The salient feature of the agreement struck by Secretary of State John F. Kerry is a partial cessation of hostilities — a week from now. That will allow Russian planes to continue an aerial campaign that, as documented by human rights groups, has included dropping cluster munitions on civilian areas. It could allow Shiite fighters from Lebanon and elsewhere, commanded by Iran, to cut off the last supply route to the half of Aleppo held by U.S.-supplied rebel forces. That would put Moscow and its allies closer to their principal goal — which is to eliminate any forces in Syria other than the Assad regime and the Islamic State. If they don’t succeed in a week, Russia has given itself leave to continue bombing “terrorist” groups, which it defines as including the rebels in Aleppo.
For the West, the reward of accepting all this is the promised opening of humanitarian access to civilian areas subjected to a “surrender or starve” siege strategy, such as the town of Madaya, where some 20,000 civilians are trying to survive by eating grass and insects, and children are dying of starvation.
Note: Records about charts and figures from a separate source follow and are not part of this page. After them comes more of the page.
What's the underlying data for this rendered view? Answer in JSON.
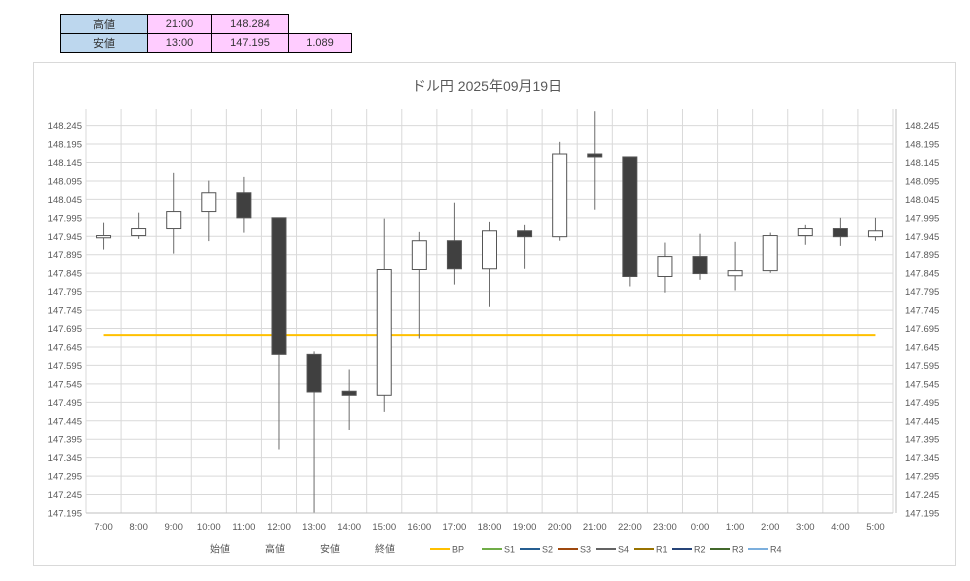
{
  "summary_table": {
    "rows": [
      {
        "label": "高値",
        "time": "21:00",
        "price": "148.284",
        "diff": ""
      },
      {
        "label": "安値",
        "time": "13:00",
        "price": "147.195",
        "diff": "1.089"
      }
    ]
  },
  "chart_data": {
    "type": "candlestick",
    "title": "ドル円 2025年09月19日",
    "categories": [
      "7:00",
      "8:00",
      "9:00",
      "10:00",
      "11:00",
      "12:00",
      "13:00",
      "14:00",
      "15:00",
      "16:00",
      "17:00",
      "18:00",
      "19:00",
      "20:00",
      "21:00",
      "22:00",
      "23:00",
      "0:00",
      "1:00",
      "2:00",
      "3:00",
      "4:00",
      "5:00"
    ],
    "open": [
      147.941,
      147.947,
      147.966,
      148.012,
      148.063,
      147.995,
      147.625,
      147.525,
      147.514,
      147.855,
      147.933,
      147.857,
      147.96,
      147.944,
      148.168,
      148.16,
      147.836,
      147.89,
      147.838,
      147.852,
      147.947,
      147.966,
      147.944
    ],
    "high": [
      147.982,
      148.009,
      148.117,
      148.096,
      148.106,
      147.995,
      147.633,
      147.584,
      147.993,
      147.957,
      148.036,
      147.984,
      147.976,
      148.201,
      148.284,
      148.16,
      147.928,
      147.952,
      147.93,
      147.955,
      147.976,
      147.995,
      147.995
    ],
    "low": [
      147.909,
      147.938,
      147.898,
      147.932,
      147.955,
      147.367,
      147.195,
      147.42,
      147.469,
      147.668,
      147.814,
      147.754,
      147.857,
      147.933,
      148.017,
      147.809,
      147.792,
      147.827,
      147.798,
      147.846,
      147.922,
      147.919,
      147.933
    ],
    "close": [
      147.947,
      147.966,
      148.012,
      148.063,
      147.995,
      147.625,
      147.523,
      147.514,
      147.855,
      147.933,
      147.857,
      147.96,
      147.944,
      148.168,
      148.16,
      147.836,
      147.89,
      147.844,
      147.852,
      147.947,
      147.966,
      147.944,
      147.96
    ],
    "lines": [
      {
        "name": "BP",
        "value": 147.677
      }
    ],
    "ylim": [
      147.195,
      148.29
    ],
    "yticks": [
      "147.195",
      "147.245",
      "147.295",
      "147.345",
      "147.395",
      "147.445",
      "147.495",
      "147.545",
      "147.595",
      "147.645",
      "147.695",
      "147.745",
      "147.795",
      "147.845",
      "147.895",
      "147.945",
      "147.995",
      "148.045",
      "148.095",
      "148.145",
      "148.195",
      "148.245"
    ],
    "y_axis_both_sides": true,
    "grid": true,
    "up_color": "#FFFFFF",
    "down_color": "#404040",
    "legend_position": "bottom",
    "legend": [
      {
        "name": "始値",
        "color": ""
      },
      {
        "name": "高値",
        "color": ""
      },
      {
        "name": "安値",
        "color": ""
      },
      {
        "name": "終値",
        "color": ""
      },
      {
        "name": "BP",
        "color": "#FFC000"
      },
      {
        "name": "S1",
        "color": "#70AD47"
      },
      {
        "name": "S2",
        "color": "#255E91"
      },
      {
        "name": "S3",
        "color": "#9E480E"
      },
      {
        "name": "S4",
        "color": "#636363"
      },
      {
        "name": "R1",
        "color": "#997300"
      },
      {
        "name": "R2",
        "color": "#264478"
      },
      {
        "name": "R3",
        "color": "#43682B"
      },
      {
        "name": "R4",
        "color": "#7CAFDD"
      }
    ]
  }
}
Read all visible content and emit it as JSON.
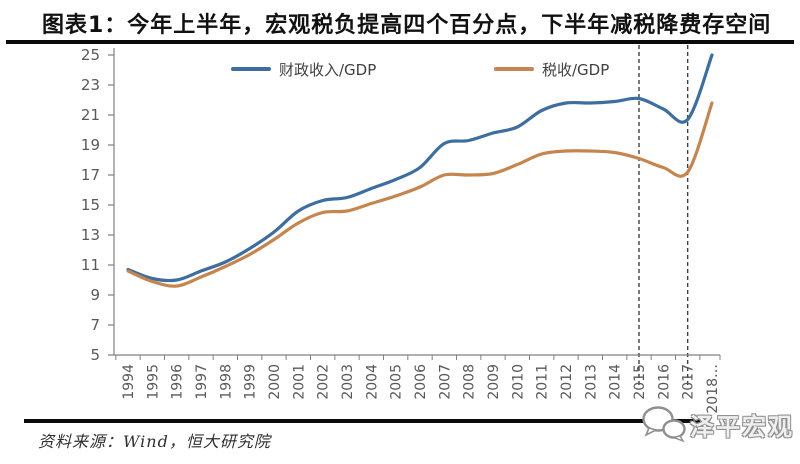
{
  "header": {
    "title": "图表1：今年上半年，宏观税负提高四个百分点，下半年减税降费存空间"
  },
  "footer": {
    "source": "资料来源：Wind，恒大研究院",
    "watermark": "泽平宏观",
    "watermark_icon": "chat-bubbles-icon"
  },
  "chart_data": {
    "type": "line",
    "title": "",
    "x": [
      "1994",
      "1995",
      "1996",
      "1997",
      "1998",
      "1999",
      "2000",
      "2001",
      "2002",
      "2003",
      "2004",
      "2005",
      "2006",
      "2007",
      "2008",
      "2009",
      "2010",
      "2011",
      "2012",
      "2013",
      "2014",
      "2015",
      "2016",
      "2017",
      "2018…"
    ],
    "series": [
      {
        "name": "财政收入/GDP",
        "color": "#3e6d9f",
        "values": [
          10.7,
          10.1,
          10.0,
          10.6,
          11.2,
          12.1,
          13.2,
          14.6,
          15.3,
          15.5,
          16.1,
          16.7,
          17.5,
          19.1,
          19.3,
          19.8,
          20.2,
          21.3,
          21.8,
          21.8,
          21.9,
          22.1,
          21.4,
          20.7,
          25.0
        ]
      },
      {
        "name": "税收/GDP",
        "color": "#c5854f",
        "values": [
          10.6,
          9.9,
          9.6,
          10.2,
          10.9,
          11.7,
          12.7,
          13.8,
          14.5,
          14.6,
          15.1,
          15.6,
          16.2,
          17.0,
          17.0,
          17.1,
          17.7,
          18.4,
          18.6,
          18.6,
          18.5,
          18.1,
          17.5,
          17.2,
          21.8
        ]
      }
    ],
    "ylim": [
      5,
      25
    ],
    "y_ticks": [
      25,
      23,
      21,
      19,
      17,
      15,
      13,
      11,
      9,
      7,
      5
    ],
    "grid": false,
    "legend_position": "top-center",
    "dashed_vlines_at": [
      "2015",
      "2017"
    ],
    "axis_color": "#808080",
    "tick_label_color": "#595959",
    "dashed_line_color": "#404040"
  }
}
U.N. officials say they hope blockades will be lifted and aid delivered by early next week; but this is not the first or second time such promises have been made. As Mr. Kerry put it, “what we have here are words on paper. What we need to see in the next few days are actions on the ground.”
Vladimir Putin’s record does not suggest such actions will be extend beyond the token. In Syria, the Russian ruler has pursued the same tactics he adopted in Ukraine: gain a decisive military advantage, then offer lopsided terms for a cease-fire. After winning far-reaching political concessions in Ukraine, Mr. Putin never respected the cease-fire or subsequent security measures his envoys agreed to; fighting continues to this day. In Syria, he has less reason to keep his word, as no Western sanctions, nor any other tangible measures, penalize his intervention there.
Mr. Kerry continues to suppose that sheer jawboning will eventually persuade Mr. Putin to abandon the Assad regime and agree to a political settlement that ousts the Assad clique and empowers Syria’s Sunni majority. In the real world, the best-case scenario after five years of U.S. inaction is a partial peace that leaves Syria partitioned into zones controlled by the regime and the Islamic State, with a few opposition and Kurdish enclaves squeezed in. Even that would require the Obama administration to aggressively step up its military support for rebel groups, and confront Russia with more than rhetoric. There was no hint of such U.S. resolve in Munich.